The region, which runs from tropical coasts to arid desert, needs more people to manage it
A boab tree, endemic to the north-western region of Australia’s Outback, stands at Parry Lagoons Nature Reserve in Western Australia late in the dry season. The boab and other endemic species have adapted to the cyclical periods of extremely wet and dry weather in the country’s far north.
© Hugh Brown
The Outback is one of the world’s last remaining wild places. It’s the beating heart of Australia, a vast country with a population heavily concentrated along its coastal fringe.
A region of huge natural diversity, the Outback makes up over 70 percent of the continent, stretching from the tropical north, through Central Australia’s red, sandy deserts, and on to woodlands listed as global biodioversity hotpsots because they harbor some of the broadest ranges of plant and animal species on Earth.
The waters off the Kimberley in the country’s north-west provide a haven for sharks, dolphins, turtles, and whales. Nine of every 10 marine species found in the waters along the country’s south-western coast, including the Australian sea lion, live only there. The Coral Sea, off the country’s north-east, is one of the world’s last refuges for large pelagic fish such as tuna and billfish.
But the Outback is facing threats. Invasive animals and noxious weeds have spread across the region, pushing many native species to near-extinction levels. Uncontrolled fires can burn entire landscapes and threaten native plants, animals, and people. And rampant development and resource extraction are scarring the land and diminishing habitat for flora and fauna.

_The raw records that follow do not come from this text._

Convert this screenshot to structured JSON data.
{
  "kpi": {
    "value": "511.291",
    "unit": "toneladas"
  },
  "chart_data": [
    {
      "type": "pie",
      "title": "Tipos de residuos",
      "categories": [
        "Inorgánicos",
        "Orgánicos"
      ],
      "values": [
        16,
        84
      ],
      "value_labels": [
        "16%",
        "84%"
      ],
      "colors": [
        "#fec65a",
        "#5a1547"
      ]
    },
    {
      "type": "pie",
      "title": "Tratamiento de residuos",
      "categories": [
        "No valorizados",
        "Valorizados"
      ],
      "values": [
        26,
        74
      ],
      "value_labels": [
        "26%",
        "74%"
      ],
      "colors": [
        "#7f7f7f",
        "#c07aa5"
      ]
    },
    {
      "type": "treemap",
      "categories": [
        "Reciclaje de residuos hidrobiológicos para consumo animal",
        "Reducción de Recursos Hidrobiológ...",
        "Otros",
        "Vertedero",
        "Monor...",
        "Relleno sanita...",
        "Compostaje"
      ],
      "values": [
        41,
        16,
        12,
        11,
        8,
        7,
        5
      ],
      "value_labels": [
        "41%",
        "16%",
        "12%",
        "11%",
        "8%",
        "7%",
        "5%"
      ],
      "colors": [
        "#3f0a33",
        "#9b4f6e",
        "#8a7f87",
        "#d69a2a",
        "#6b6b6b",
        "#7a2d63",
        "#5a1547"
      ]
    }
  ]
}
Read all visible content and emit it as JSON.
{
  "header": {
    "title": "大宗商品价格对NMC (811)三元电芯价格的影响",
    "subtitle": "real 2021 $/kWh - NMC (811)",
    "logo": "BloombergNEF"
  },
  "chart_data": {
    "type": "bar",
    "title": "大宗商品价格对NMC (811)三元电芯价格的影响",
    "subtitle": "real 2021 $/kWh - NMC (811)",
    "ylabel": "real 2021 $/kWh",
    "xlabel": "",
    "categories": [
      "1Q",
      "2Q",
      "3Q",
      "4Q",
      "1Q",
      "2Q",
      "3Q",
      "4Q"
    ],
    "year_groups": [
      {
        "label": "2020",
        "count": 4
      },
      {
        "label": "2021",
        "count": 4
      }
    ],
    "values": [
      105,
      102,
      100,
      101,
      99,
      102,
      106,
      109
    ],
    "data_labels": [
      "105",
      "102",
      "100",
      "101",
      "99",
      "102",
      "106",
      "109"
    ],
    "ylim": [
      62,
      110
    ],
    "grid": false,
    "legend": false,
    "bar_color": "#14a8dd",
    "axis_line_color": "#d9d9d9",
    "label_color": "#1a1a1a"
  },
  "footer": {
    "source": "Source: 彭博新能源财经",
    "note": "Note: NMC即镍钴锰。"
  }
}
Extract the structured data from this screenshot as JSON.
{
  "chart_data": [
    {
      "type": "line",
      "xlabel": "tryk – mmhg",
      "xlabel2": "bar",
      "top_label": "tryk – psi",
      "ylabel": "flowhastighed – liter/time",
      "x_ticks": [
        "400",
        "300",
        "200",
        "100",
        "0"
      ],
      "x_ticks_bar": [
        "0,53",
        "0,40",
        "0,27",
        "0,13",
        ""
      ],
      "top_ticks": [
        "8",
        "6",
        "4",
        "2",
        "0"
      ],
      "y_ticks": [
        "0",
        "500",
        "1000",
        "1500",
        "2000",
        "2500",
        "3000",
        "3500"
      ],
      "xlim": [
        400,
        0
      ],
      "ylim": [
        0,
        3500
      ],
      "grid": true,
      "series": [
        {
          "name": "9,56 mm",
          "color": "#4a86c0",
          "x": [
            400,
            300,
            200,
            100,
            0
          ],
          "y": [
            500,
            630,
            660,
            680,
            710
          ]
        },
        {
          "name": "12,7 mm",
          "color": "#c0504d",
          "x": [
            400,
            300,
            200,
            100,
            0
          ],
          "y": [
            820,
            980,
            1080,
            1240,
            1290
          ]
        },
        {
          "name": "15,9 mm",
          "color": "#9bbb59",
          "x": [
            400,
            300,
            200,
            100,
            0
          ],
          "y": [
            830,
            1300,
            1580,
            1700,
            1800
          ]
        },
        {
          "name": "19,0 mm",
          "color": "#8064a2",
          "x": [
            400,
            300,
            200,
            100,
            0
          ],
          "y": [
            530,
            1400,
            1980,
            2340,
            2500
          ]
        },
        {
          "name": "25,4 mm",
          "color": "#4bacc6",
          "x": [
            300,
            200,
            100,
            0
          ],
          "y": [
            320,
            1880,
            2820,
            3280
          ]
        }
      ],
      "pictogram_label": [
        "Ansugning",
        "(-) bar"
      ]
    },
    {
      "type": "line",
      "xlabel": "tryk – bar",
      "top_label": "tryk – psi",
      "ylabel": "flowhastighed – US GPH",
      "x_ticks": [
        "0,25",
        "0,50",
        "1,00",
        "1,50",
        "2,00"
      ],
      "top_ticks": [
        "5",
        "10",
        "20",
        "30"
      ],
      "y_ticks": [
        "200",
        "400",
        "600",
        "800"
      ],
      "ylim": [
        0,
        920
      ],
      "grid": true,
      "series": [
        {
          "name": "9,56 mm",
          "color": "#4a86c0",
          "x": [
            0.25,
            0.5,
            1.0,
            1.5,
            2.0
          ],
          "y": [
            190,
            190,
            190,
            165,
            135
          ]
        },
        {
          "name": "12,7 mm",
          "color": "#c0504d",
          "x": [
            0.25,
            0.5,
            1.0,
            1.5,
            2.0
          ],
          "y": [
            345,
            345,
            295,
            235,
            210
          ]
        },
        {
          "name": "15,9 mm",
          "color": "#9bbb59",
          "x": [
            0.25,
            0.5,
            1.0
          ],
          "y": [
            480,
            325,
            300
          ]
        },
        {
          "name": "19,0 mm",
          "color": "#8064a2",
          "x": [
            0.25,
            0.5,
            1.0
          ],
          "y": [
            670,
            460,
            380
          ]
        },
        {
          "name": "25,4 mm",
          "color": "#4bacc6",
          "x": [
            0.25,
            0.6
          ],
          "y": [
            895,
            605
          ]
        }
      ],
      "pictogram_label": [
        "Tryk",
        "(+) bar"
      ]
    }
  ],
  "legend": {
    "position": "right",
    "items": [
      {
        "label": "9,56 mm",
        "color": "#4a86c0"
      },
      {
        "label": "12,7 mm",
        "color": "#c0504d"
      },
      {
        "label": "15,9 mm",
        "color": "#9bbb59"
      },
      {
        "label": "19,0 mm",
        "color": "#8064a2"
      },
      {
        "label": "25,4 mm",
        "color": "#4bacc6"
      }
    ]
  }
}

The following photos showcase the Outback’s landscapes, animals, and plant life as well as its most valuable asset—the people who live there.
The sandstone escarpments of the Cockburn Range in the remote Kimberley region, in far north-western Western Australia, display the rich colours typical of the Outback’s vast landscapes.© Hugh Brown
A man on horseback takes part in a ‘campdrafting’ event at the Brunette Downs Races held on the Barkly Tablelands in the Northern Territory, also known as Australia’s ‘top end.’ Campdrafting is a sport unique to the Outback, and it involves a rider working cattle in a style similar to cattle mustering or ranch sorting in the American West.© Glenn Campbell
Lyndal Scobell of Cape York Natural Resource Management (left) and Roderick Doughboy, a Laura Land and Sea Ranger, discuss land management issues on the escarpments of the Kennedy Valley in Outback Queensland. Fewer people are managing many areas of the Outback than at any other time in the past 50,000 years. Without people managing the land, uncontrolled fires can devastate native species, driving them toward local extinction and leaving the natural environment unable to regenerate to a healthy state.
© Kerry Trapnell
A member of the Apudthama Land and Sea Rangers checks monitoring cameras at a remote turtle breeding site. The group helped found the Western Cape Turtle Threat Abatement Alliance, a pact among Indigenous organisations to protect sea turtles along the western coast of Cape York in Far North Queensland. By combining traditional techniques with modern methods and technology, Indigenous Rangers are managing the Outback, offering hope for the future of this great region of nature.
© Kerry Trapnell
Tourists enjoy the sunshine and pristine waters of the Buccaneer Archipelago in the Kimberley region of Western Australia. Tourism is an important industry in Australia’s Outback, generating jobs and economic stability for many remote communities, and encouraging an appreciation and respect for the environment among those who visit.
© Kevin Pearce
Something catches the attention of two dingoes near Mount Augustus in Outback Western Australia. The dingo, Australia’s wild dog, preys on a variety of native and introduced species, helping to keep them in check. Dingoes can grow to 2 feet tall and weigh over 45 pounds.
© David Blood
Fire engulfs a Spinifex bush in the Australian Outback. Wildfires are common in the Outback and help keep the ecosystem healthy. But if they burn out of control, fires can devastate whole landscapes along with the animals and people living there.